Directed by Steven Shainberg
After dropping her son off at his dad’s for the weekend, single mum Renee is kidnapped when a driver stops to help her fix her car’s flat tyre. Gagged and cuffed, Renee is taken to an undisclosed location where she discovers other people there also held against their will. Renee must figure our what her captors want her for and what their plans for her are and to to do whatever she can to escape and be reunited with her son.
Sci-Fi thriller RUPTURE sees the awesome Noomi Rapace thrust once again into a role which sees her fighting for her life, this time against a secret organisation who have specific plans for her. However, she’s not alone and she must use her instinct to work out whether those around her, seemingly in a similar position, are telling the truth or just a bigger part of the puzzle she finds herself in.
Having avoided reading anything about this film before watching it, I was pleasantly surprised in the direction it went in. Noomi convinces as a divorced mum of one who’s break up with her ex-husband wasn’t exactly the most pleasant. The arguing former-spouses seemingly put a strain on their young son who appears to be stuck in the middle. When we discover that Noomi is being watched, I presumed the ex had something to do with, mainly wanting custody of the kid or something, but it would turn out that her captors’ plans are much bigger than anyone could imagine.
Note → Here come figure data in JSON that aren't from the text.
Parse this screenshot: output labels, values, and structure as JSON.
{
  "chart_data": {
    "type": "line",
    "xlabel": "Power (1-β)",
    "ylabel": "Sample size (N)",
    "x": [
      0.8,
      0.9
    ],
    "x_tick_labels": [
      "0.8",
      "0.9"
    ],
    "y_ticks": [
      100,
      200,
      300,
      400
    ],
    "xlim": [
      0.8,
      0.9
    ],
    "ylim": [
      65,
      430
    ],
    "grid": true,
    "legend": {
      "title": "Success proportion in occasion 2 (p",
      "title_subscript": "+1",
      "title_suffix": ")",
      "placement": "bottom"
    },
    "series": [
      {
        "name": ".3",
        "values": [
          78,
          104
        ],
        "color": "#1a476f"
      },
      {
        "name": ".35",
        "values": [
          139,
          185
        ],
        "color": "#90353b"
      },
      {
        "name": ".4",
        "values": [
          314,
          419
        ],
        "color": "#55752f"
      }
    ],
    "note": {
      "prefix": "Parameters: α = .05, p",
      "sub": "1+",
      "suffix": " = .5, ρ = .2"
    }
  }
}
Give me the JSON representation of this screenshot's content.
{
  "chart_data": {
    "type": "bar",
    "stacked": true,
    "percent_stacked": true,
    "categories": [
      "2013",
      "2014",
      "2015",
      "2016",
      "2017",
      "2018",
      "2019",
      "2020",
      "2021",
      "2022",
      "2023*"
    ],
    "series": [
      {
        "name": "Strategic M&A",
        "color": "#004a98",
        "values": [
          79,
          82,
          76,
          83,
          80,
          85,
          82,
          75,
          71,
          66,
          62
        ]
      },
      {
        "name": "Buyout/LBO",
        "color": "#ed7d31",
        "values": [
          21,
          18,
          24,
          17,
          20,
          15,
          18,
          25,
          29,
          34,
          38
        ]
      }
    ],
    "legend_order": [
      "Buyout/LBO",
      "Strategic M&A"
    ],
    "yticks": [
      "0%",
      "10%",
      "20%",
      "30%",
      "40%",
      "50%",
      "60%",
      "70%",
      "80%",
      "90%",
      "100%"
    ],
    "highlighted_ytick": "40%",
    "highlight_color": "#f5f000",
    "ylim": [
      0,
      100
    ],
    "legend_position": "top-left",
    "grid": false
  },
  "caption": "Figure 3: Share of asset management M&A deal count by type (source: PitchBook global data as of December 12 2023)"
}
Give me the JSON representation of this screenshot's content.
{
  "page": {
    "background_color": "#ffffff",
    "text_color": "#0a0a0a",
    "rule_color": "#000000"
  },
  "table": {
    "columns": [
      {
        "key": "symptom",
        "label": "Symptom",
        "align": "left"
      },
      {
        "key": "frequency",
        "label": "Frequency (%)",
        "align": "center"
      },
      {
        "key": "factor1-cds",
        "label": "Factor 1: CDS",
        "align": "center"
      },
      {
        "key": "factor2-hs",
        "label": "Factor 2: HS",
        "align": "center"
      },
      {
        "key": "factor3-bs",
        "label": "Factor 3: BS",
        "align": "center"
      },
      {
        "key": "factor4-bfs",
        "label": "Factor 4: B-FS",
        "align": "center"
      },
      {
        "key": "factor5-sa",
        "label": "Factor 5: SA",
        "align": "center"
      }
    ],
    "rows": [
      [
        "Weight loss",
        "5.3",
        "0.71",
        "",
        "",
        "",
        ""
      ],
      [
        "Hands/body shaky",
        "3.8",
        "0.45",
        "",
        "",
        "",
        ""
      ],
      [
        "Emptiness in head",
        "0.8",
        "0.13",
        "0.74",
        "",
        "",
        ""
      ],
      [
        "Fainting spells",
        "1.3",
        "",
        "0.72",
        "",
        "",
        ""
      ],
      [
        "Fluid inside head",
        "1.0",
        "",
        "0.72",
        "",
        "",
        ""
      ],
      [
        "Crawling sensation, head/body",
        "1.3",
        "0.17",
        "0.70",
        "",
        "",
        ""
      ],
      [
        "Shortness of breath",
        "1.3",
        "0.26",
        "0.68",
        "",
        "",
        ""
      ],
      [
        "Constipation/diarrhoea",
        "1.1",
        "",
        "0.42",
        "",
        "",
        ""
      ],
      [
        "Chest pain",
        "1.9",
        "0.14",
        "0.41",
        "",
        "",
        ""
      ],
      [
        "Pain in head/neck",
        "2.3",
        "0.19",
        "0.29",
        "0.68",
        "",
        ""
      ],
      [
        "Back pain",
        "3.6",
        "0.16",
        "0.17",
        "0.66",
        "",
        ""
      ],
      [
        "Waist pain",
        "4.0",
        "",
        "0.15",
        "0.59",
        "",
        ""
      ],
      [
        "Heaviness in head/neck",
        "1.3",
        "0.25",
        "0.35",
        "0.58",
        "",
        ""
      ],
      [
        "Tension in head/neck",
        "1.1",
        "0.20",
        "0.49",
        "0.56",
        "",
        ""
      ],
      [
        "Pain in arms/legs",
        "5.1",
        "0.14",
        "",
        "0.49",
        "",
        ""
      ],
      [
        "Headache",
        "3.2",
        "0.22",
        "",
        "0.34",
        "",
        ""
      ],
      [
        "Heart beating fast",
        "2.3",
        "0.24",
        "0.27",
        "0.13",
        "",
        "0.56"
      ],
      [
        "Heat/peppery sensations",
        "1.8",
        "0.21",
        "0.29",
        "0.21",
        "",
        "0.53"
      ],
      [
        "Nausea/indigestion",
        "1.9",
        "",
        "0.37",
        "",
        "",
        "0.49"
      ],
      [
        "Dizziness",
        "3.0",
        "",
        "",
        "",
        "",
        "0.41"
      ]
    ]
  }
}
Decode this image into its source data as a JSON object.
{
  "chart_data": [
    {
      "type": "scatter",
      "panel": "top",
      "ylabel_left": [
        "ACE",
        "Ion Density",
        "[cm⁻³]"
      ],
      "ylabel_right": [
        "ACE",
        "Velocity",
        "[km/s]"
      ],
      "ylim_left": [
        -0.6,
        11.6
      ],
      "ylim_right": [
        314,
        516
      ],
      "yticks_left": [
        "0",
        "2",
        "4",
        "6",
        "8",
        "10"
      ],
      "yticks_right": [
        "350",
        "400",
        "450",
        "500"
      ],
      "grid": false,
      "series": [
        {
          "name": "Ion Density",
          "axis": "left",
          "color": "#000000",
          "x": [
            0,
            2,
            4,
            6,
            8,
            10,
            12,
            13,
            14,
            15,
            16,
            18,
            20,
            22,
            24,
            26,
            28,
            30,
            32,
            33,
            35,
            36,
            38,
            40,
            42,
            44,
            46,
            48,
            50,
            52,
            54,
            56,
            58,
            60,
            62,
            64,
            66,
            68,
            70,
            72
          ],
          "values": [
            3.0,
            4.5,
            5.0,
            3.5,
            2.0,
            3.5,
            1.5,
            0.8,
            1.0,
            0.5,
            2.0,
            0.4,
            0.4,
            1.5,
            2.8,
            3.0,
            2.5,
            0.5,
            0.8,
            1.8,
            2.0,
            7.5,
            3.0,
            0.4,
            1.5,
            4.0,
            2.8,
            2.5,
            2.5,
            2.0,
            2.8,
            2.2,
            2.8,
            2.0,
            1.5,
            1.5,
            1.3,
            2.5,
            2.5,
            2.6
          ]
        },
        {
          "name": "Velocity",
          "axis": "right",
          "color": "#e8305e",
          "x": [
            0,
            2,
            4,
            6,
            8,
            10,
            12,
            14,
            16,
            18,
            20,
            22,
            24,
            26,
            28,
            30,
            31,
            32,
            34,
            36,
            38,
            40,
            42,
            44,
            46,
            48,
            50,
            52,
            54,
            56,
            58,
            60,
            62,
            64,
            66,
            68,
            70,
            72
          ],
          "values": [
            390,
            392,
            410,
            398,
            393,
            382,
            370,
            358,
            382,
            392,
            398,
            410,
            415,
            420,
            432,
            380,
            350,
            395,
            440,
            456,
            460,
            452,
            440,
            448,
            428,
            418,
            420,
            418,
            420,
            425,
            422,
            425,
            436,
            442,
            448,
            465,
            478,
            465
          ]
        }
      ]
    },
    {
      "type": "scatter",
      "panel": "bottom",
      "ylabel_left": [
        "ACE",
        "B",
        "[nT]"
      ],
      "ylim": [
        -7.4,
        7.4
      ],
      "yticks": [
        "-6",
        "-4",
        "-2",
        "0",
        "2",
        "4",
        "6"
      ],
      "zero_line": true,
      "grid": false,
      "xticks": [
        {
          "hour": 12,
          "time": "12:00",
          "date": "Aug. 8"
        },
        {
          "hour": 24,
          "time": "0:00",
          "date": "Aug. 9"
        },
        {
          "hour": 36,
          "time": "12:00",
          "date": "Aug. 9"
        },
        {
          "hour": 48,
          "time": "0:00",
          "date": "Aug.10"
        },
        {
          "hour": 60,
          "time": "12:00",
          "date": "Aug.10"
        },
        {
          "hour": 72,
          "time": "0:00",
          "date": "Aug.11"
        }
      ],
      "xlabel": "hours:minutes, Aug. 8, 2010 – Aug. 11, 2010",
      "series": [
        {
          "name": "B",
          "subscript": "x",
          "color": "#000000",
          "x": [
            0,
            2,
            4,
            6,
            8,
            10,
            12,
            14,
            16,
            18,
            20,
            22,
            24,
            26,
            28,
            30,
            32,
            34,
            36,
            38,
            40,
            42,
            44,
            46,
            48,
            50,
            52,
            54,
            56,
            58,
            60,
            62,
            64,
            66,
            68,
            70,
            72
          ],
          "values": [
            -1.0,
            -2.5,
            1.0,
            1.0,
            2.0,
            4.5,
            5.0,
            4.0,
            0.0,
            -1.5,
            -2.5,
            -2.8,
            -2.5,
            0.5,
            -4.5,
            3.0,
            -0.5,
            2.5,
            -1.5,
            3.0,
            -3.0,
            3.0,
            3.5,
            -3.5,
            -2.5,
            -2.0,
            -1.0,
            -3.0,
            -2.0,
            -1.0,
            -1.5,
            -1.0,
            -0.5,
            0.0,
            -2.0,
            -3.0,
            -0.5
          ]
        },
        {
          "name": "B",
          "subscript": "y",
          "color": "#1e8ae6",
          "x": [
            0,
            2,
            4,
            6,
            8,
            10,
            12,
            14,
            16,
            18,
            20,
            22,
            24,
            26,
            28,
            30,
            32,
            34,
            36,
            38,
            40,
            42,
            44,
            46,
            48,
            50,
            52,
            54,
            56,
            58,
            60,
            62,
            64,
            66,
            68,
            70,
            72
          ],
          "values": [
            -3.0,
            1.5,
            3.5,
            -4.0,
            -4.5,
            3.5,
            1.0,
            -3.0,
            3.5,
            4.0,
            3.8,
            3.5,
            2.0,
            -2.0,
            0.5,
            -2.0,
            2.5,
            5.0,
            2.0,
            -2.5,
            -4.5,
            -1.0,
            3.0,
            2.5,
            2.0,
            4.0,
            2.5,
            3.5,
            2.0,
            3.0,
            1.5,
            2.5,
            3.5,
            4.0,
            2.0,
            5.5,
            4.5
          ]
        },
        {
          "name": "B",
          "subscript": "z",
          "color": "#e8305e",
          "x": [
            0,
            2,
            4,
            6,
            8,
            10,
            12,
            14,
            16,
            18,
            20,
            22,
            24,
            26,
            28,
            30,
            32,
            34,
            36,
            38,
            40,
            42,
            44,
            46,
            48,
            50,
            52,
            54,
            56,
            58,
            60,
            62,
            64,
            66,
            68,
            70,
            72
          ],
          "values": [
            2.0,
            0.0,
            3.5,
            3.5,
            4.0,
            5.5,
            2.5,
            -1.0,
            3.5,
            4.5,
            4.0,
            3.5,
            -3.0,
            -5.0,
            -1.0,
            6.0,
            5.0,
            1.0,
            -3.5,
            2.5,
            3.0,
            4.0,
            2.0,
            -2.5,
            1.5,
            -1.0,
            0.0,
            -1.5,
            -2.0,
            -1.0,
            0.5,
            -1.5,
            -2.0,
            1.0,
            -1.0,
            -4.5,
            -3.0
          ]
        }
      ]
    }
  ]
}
Starring some amazing talent in the form of Lesley Manville and Peter Stormare, RUPTURE has so much promise and the first three quarters of the movie really build up to an exciting cat and mouse chase between the captors and Renee (Noomi Rapace), the latter of whom is more clued up than your average mum in these sorts of films. However, the main idea behind the film fails to make a desired impact and thus the conclusion of the movie falls into the laughable territory as it hints about what the future will become long after the events in the movie. The questionable visuals towards the end could be seen as freeing from one’s restrained look on the world but to me it ends up ruining an interesting premise, especially trying to juggle mystery and sci-fi premise along with the action scenes.
In some ways, this film is a little pretentious but if you overlook this fact, there’s quite an enjoyable film here with the scenes of Renee attempting to escape the facility providing much of the adrenaline-rush. We’re as clueless as she is and all we want is for to escape the Hostel-like scenario and fortunately she seems a bit more adept at doing so than the guys in Bratislava. Outside of these action scenes, the mysterious motive of the captors will keep you engaged and fearful but ultimately it fizzles out towards the end.
An entertaining watch for the most part, RUPTURE works brilliantly as a thriller but fails to convince with its sci-fi ambition.